I’m going to show a simple, yet powerful way to look at the performance of an application using Valgrind, Callgrind and KCacheGrind.

The article is geared towards developers writing software in a Linux environment and is meant to be a short introduction to the tools.

They are incredibly useful and probably well known by anyone developing in C and C++, but it’s still worth mentioning them here and showing what they are capable of for quickly analysing a program and finding out where optimization opportunities are.

I just had to use them recently and would be lost without them.

If you don’t have them installed already, the packages should be readily available for your favorite distro. In Debian, just install the ‘valgrind’ and ‘kcachegrind’ packages and any dependencies they have and you should be good to go.

Everything setup up? Let’s jump right in then.

Generating a callgrind analysis

Callgrind is a tool offered as part of Valgrind.

While Valgrind focuses on reporting errors in your application, such as uninitialized variables, memory leaks and a number of other bugs, callgrind builds a call graph for your program.

Assuming you have already built your binary, the simplest way of getting this output is to run the following from your command line, assuming your terminal is in the same folder as your binary (“app”, here, is your executable’s name):

valgrind --tool=callgrind -v ./app

Now, if you look at the output (callgrind.out.PID) you won’t be necessarily delighted, and it doesn’t help us much in terms of looking at performance. This is why we now feed this into KCacheGrind to give us a graphical representation of what is going on.

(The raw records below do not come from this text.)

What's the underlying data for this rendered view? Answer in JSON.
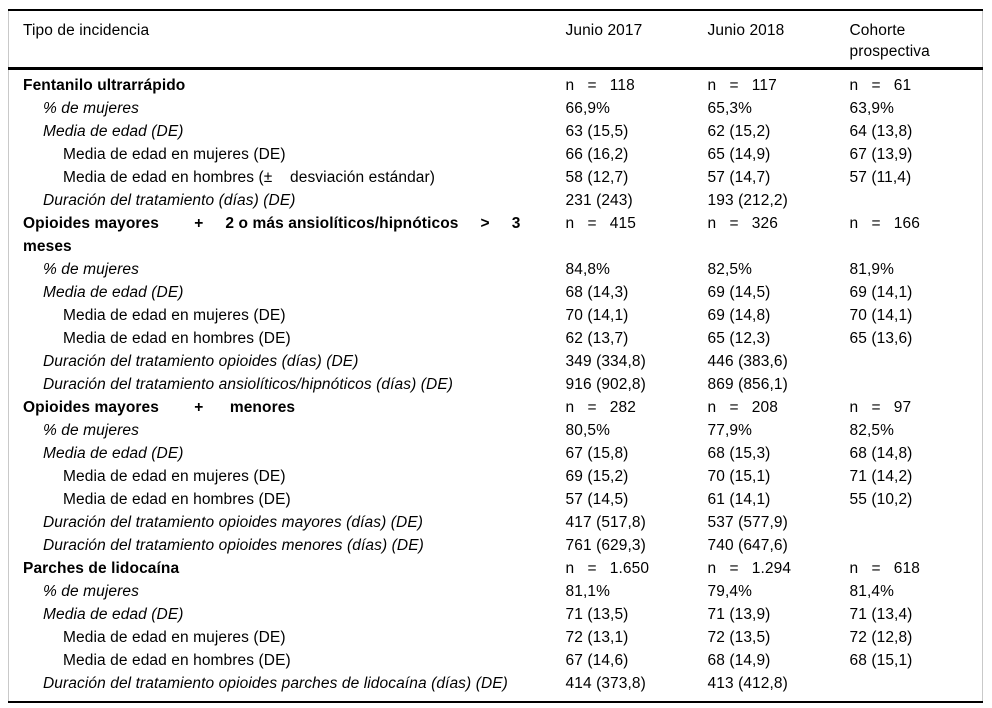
{
  "table": {
    "header": {
      "label_column": "Tipo de incidencia",
      "value_columns": [
        "Junio 2017",
        "Junio 2018",
        "Cohorte\nprospectiva"
      ]
    },
    "rows": [
      {
        "label": "Fentanilo ultrarrápido",
        "style": "section",
        "indent": 0,
        "values": [
          "n   =   118",
          "n   =   117",
          "n   =   61"
        ]
      },
      {
        "label": "% de mujeres",
        "style": "italic",
        "indent": 1,
        "values": [
          "66,9%",
          "65,3%",
          "63,9%"
        ]
      },
      {
        "label": "Media de edad (DE)",
        "style": "italic",
        "indent": 1,
        "values": [
          "63 (15,5)",
          "62 (15,2)",
          "64 (13,8)"
        ]
      },
      {
        "label": "Media de edad en mujeres (DE)",
        "style": "plain",
        "indent": 2,
        "values": [
          "66 (16,2)",
          "65 (14,9)",
          "67 (13,9)"
        ]
      },
      {
        "label": "Media de edad en hombres (±    desviación estándar)",
        "style": "plain",
        "indent": 2,
        "values": [
          "58 (12,7)",
          "57 (14,7)",
          "57 (11,4)"
        ]
      },
      {
        "label": "Duración del tratamiento (días) (DE)",
        "style": "italic",
        "indent": 1,
        "values": [
          "231 (243)",
          "193 (212,2)",
          ""
        ]
      },
      {
        "label": "Opioides mayores        +     2 o más ansiolíticos/hipnóticos     >     3\nmeses",
        "style": "section",
        "indent": 0,
        "values": [
          "n   =   415",
          "n   =   326",
          "n   =   166"
        ]
      },
      {
        "label": "% de mujeres",
        "style": "italic",
        "indent": 1,
        "values": [
          "84,8%",
          "82,5%",
          "81,9%"
        ]
      },
      {
        "label": "Media de edad (DE)",
        "style": "italic",
        "indent": 1,
        "values": [
          "68 (14,3)",
          "69 (14,5)",
          "69 (14,1)"
        ]
      },
      {
        "label": "Media de edad en mujeres (DE)",
        "style": "plain",
        "indent": 2,
        "values": [
          "70 (14,1)",
          "69 (14,8)",
          "70 (14,1)"
        ]
      },
      {
        "label": "Media de edad en hombres (DE)",
        "style": "plain",
        "indent": 2,
        "values": [
          "62 (13,7)",
          "65 (12,3)",
          "65 (13,6)"
        ]
      },
      {
        "label": "Duración del tratamiento opioides (días) (DE)",
        "style": "italic",
        "indent": 1,
        "values": [
          "349 (334,8)",
          "446 (383,6)",
          ""
        ]
      },
      {
        "label": "Duración del tratamiento ansiolíticos/hipnóticos (días) (DE)",
        "style": "italic",
        "indent": 1,
        "values": [
          "916 (902,8)",
          "869 (856,1)",
          ""
        ]
      },
      {
        "label": "Opioides mayores        +      menores",
        "style": "section",
        "indent": 0,
        "values": [
          "n   =   282",
          "n   =   208",
          "n   =   97"
        ]
      },
      {
        "label": "% de mujeres",
        "style": "italic",
        "indent": 1,
        "values": [
          "80,5%",
          "77,9%",
          "82,5%"
        ]
      },
      {
        "label": "Media de edad (DE)",
        "style": "italic",
        "indent": 1,
        "values": [
          "67 (15,8)",
          "68 (15,3)",
          "68 (14,8)"
        ]
      },
      {
        "label": "Media de edad en mujeres (DE)",
        "style": "plain",
        "indent": 2,
        "values": [
          "69 (15,2)",
          "70 (15,1)",
          "71 (14,2)"
        ]
      },
      {
        "label": "Media de edad en hombres (DE)",
        "style": "plain",
        "indent": 2,
        "values": [
          "57 (14,5)",
          "61 (14,1)",
          "55 (10,2)"
        ]
      },
      {
        "label": "Duración del tratamiento opioides mayores (días) (DE)",
        "style": "italic",
        "indent": 1,
        "values": [
          "417 (517,8)",
          "537 (577,9)",
          ""
        ]
      },
      {
        "label": "Duración del tratamiento opioides menores (días) (DE)",
        "style": "italic",
        "indent": 1,
        "values": [
          "761 (629,3)",
          "740 (647,6)",
          ""
        ]
      },
      {
        "label": "Parches de lidocaína",
        "style": "section",
        "indent": 0,
        "values": [
          "n   =   1.650",
          "n   =   1.294",
          "n   =   618"
        ]
      },
      {
        "label": "% de mujeres",
        "style": "italic",
        "indent": 1,
        "values": [
          "81,1%",
          "79,4%",
          "81,4%"
        ]
      },
      {
        "label": "Media de edad (DE)",
        "style": "italic",
        "indent": 1,
        "values": [
          "71 (13,5)",
          "71 (13,9)",
          "71 (13,4)"
        ]
      },
      {
        "label": "Media de edad en mujeres (DE)",
        "style": "plain",
        "indent": 2,
        "values": [
          "72 (13,1)",
          "72 (13,5)",
          "72 (12,8)"
        ]
      },
      {
        "label": "Media de edad en hombres (DE)",
        "style": "plain",
        "indent": 2,
        "values": [
          "67 (14,6)",
          "68 (14,9)",
          "68 (15,1)"
        ]
      },
      {
        "label": "Duración del tratamiento opioides parches de lidocaína (días) (DE)",
        "style": "italic",
        "indent": 1,
        "values": [
          "414 (373,8)",
          "413 (412,8)",
          ""
        ]
      }
    ]
  }
}
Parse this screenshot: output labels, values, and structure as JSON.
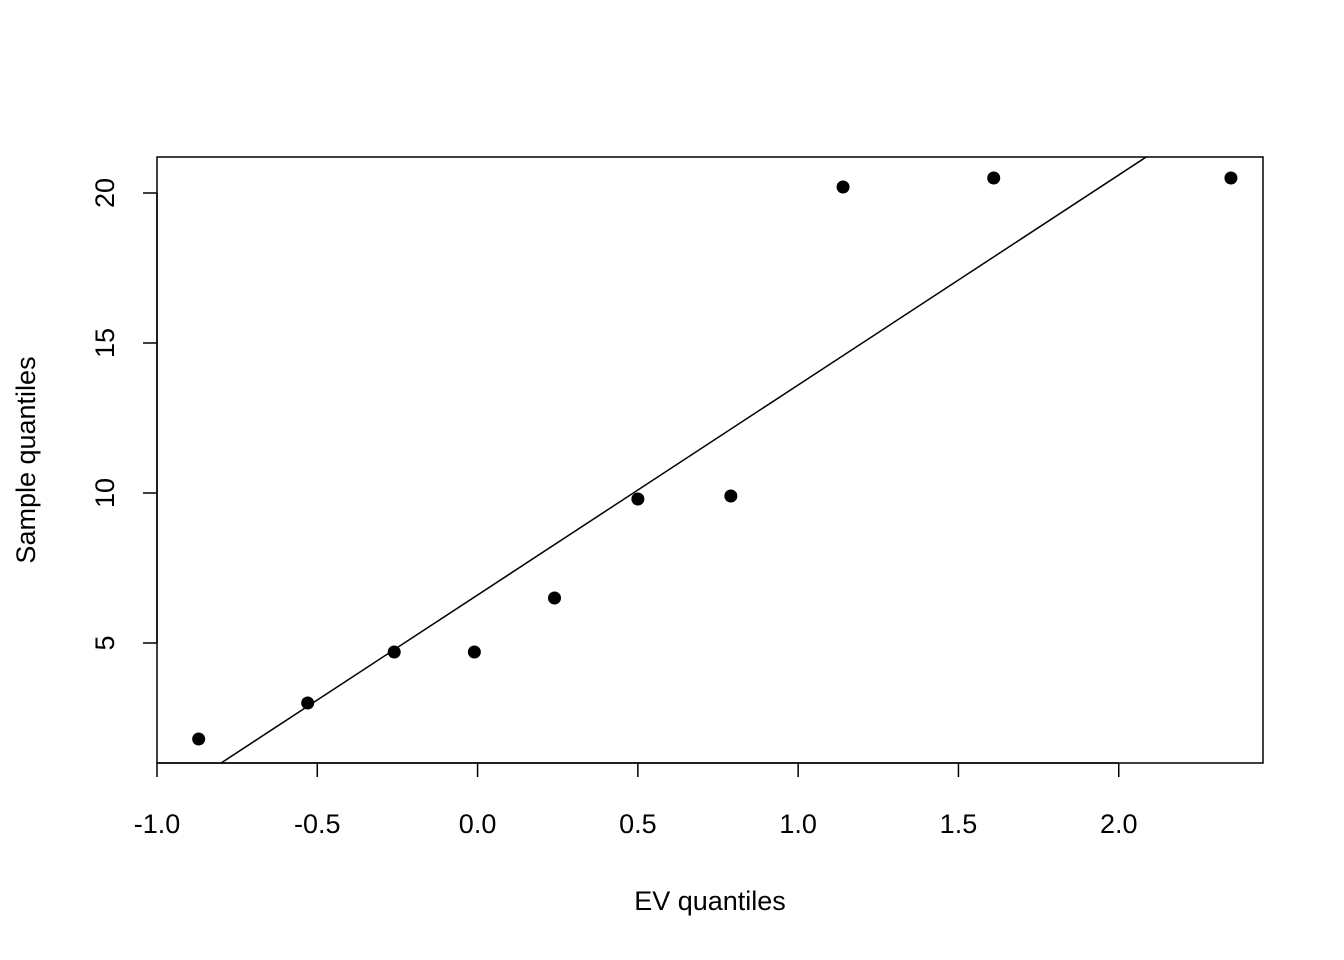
{
  "chart_data": {
    "type": "scatter",
    "title": "",
    "xlabel": "EV quantiles",
    "ylabel": "Sample quantiles",
    "xlim": [
      -1.0,
      2.45
    ],
    "ylim": [
      1.0,
      21.2
    ],
    "x_ticks": [
      -1.0,
      -0.5,
      0.0,
      0.5,
      1.0,
      1.5,
      2.0
    ],
    "x_tick_labels": [
      "-1.0",
      "-0.5",
      "0.0",
      "0.5",
      "1.0",
      "1.5",
      "2.0"
    ],
    "y_ticks": [
      5,
      10,
      15,
      20
    ],
    "y_tick_labels": [
      "5",
      "10",
      "15",
      "20"
    ],
    "grid": false,
    "series": [
      {
        "points": [
          {
            "x": -0.87,
            "y": 1.8
          },
          {
            "x": -0.53,
            "y": 3.0
          },
          {
            "x": -0.26,
            "y": 4.7
          },
          {
            "x": -0.01,
            "y": 4.7
          },
          {
            "x": 0.24,
            "y": 6.5
          },
          {
            "x": 0.5,
            "y": 9.8
          },
          {
            "x": 0.79,
            "y": 9.9
          },
          {
            "x": 1.14,
            "y": 20.2
          },
          {
            "x": 1.61,
            "y": 20.5
          },
          {
            "x": 2.35,
            "y": 20.5
          }
        ]
      }
    ],
    "reference_line": {
      "intercept": 6.6,
      "slope": 7.0
    },
    "colors": {
      "points": "#000000",
      "line": "#000000",
      "axis": "#000000"
    }
  }
}
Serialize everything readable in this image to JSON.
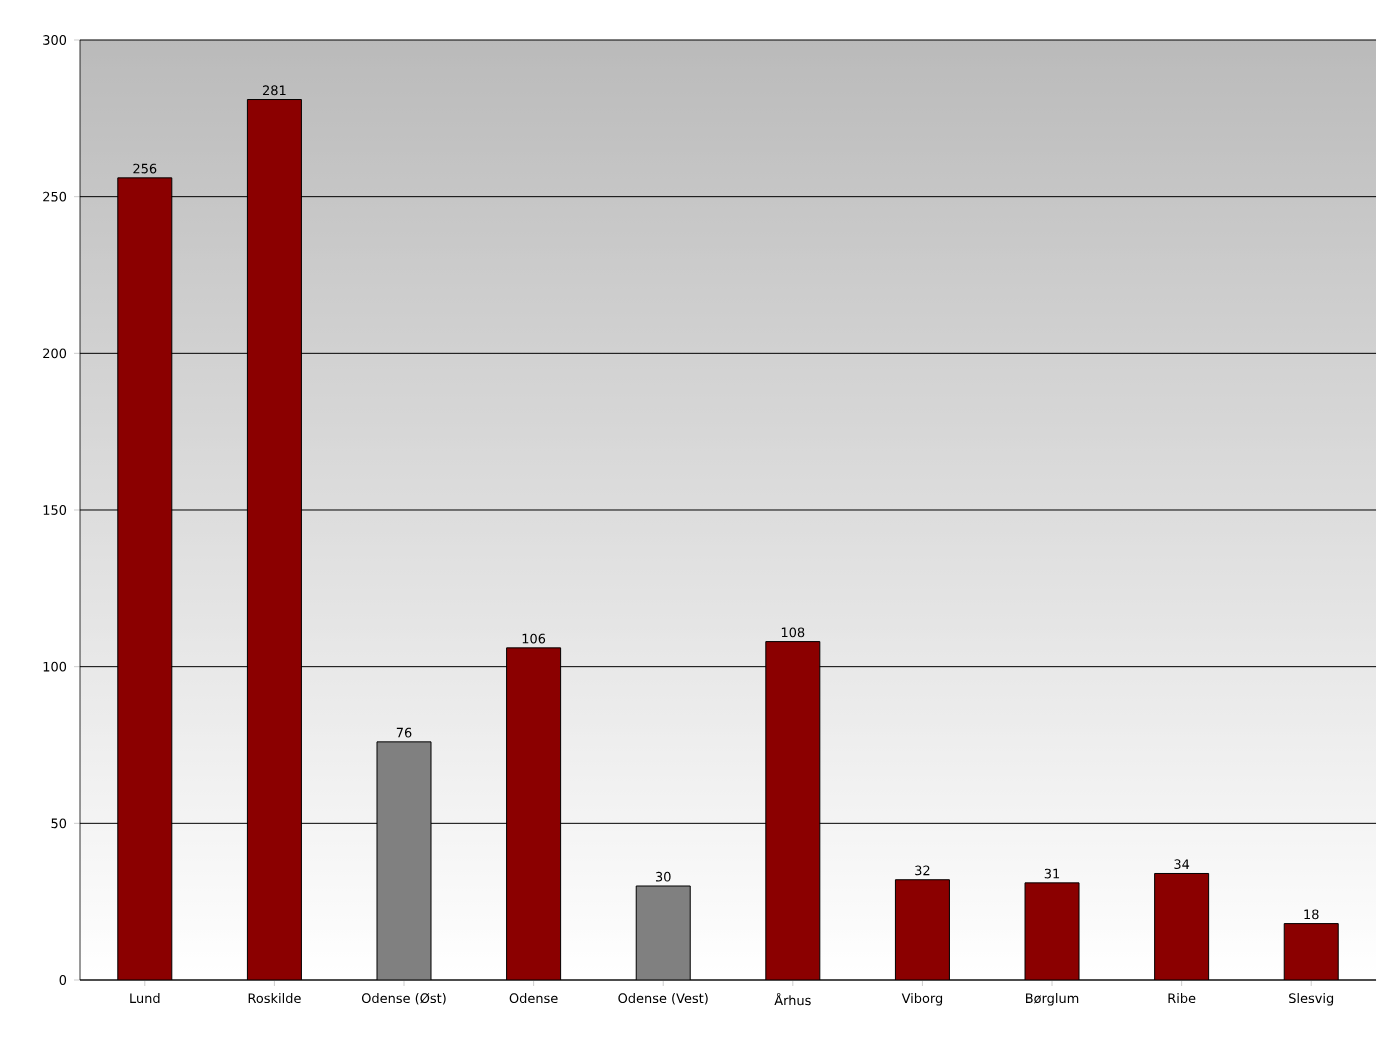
{
  "chart_data": {
    "type": "bar",
    "categories": [
      "Lund",
      "Roskilde",
      "Odense (Øst)",
      "Odense",
      "Odense (Vest)",
      "Århus",
      "Viborg",
      "Børglum",
      "Ribe",
      "Slesvig"
    ],
    "values": [
      256,
      281,
      76,
      106,
      30,
      108,
      32,
      31,
      34,
      18
    ],
    "colors": [
      "#8b0000",
      "#8b0000",
      "#808080",
      "#8b0000",
      "#808080",
      "#8b0000",
      "#8b0000",
      "#8b0000",
      "#8b0000",
      "#8b0000"
    ],
    "ylim": [
      0,
      300
    ],
    "yticks": [
      0,
      50,
      100,
      150,
      200,
      250,
      300
    ],
    "grid": "y",
    "data_labels": true
  }
}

Looking at KCacheGrind’s output

If you only have a single callgrind output in your folder you can simply run:

kcachegrind

Otherwise, specify your run’s output by passing it in, e.g:

kcachegrind callgrind.out.7719

Assuming everything went well and it loaded Callgrind’s output, you should now see KCacheGrind’s window.

Profiling a simple app

Take the following program as an example.

#include <stdio.h>
#include <stdint.h>

static int loop (
    const int max)
{
    int i = 0;
    while (i < max)
        ++i;    
    return i;
}

static int recurse (
    const int max,
    int* call_num)
{
    ++(*call_num);
    if (*call_num < max)
        recurse (max, call_num);
    return *call_num;
}

static int find_random (
    const int     max_attempts,
    const uint8_t num_to_find)
{
    const uint8_t max = 255;
    srand (time(NULL));
    
    int hits = 0;
    int i = max_attempts;
    while (i--)
    {
        int rand_num = rand() % max;
        if (rand_num == num_to_find)
            ++hits;
    }
    
    return hits;
}

int main(int argc, char *argv[])
{
    const int max = 100000;
    int call_num = 0;
    
    printf ("Looped %d times\n", loop (max));
    printf ("Recursed %d times\n", recurse (max, &call_num));
    
    uint8_t num_to_find = 55;
    int hits = find_random (max, num_to_find);
    printf ("Found number '%d' %d times over %d attempts\n",
            num_to_find, hits, max);

    return 0;
}

We have routines that run 100 000 times each. One simply loops through, the other recurses and another tries counts the number it found ‘55’ from a randomly generated number.

The examples are artificial, but the important here is that your application has to spend most of it’s time somewhere, and that’s what we are trying to find out.

So, we build the above, generate a call graph and pass it to KCacheGrind.

You should see something like this:

KCacheGrind screenshot

At the left we can see our program’s function calls ordered by total time spent, so naturally main() sits pretty much at the top because that’s from where we are calling everything else. The ‘Called’ column presents the number of calls for each function, so we can see each has run 100 00 times as we’d expect.

At the top right corner, with the Callee Map selected, you can see a block diagram view of the costing of each function relative to others, clearly showing our find_random (68.91%), recurse (25.52%) and loop (4.44%) functions as taking the vast majority of the time of our program, and we can see that find_random has most of it’s time spent by the rand functions.

If you want to focus on a particular function you can simply select it and the results shown will be relative to it.

There are a number of other things the tools can give you, so do explore!

“Some of my functions don’t show, what gives?”

Well, either it’s cost is so insignificant that it sits on the bottom of the pile (thus skipped), or if your compiler is using optimization flags then it may have been inlined.

Function inlining is an optimization that removes the function call altogether and inserts that same code into the caller’s, so the parent function will now be reporting the combined cost of it + your inlined one.

To double-check this is the case, you can run the “nm” utility against your program and verify that the symbols for those functions are no longer being exported.

Appreciate the awesome

Stop for a moment and realise how cool this is - all of this insight is provided to us with no effort on our part. We didn’t have to change the application in any way - no code written to timestamp sections of the program and report this data out.

Not only is this fantastic while developing, but customers can also use the same utilities to generate a callgrind output and send it to you so you can have a view of your application’s behaviour in production, on the customer’s own environment, which may be impossible to reproduce.

I’ve found these tools to be a life saver, especially when working on a large, monolithic application.

Anyone writing code in this kind of environment should have these hand.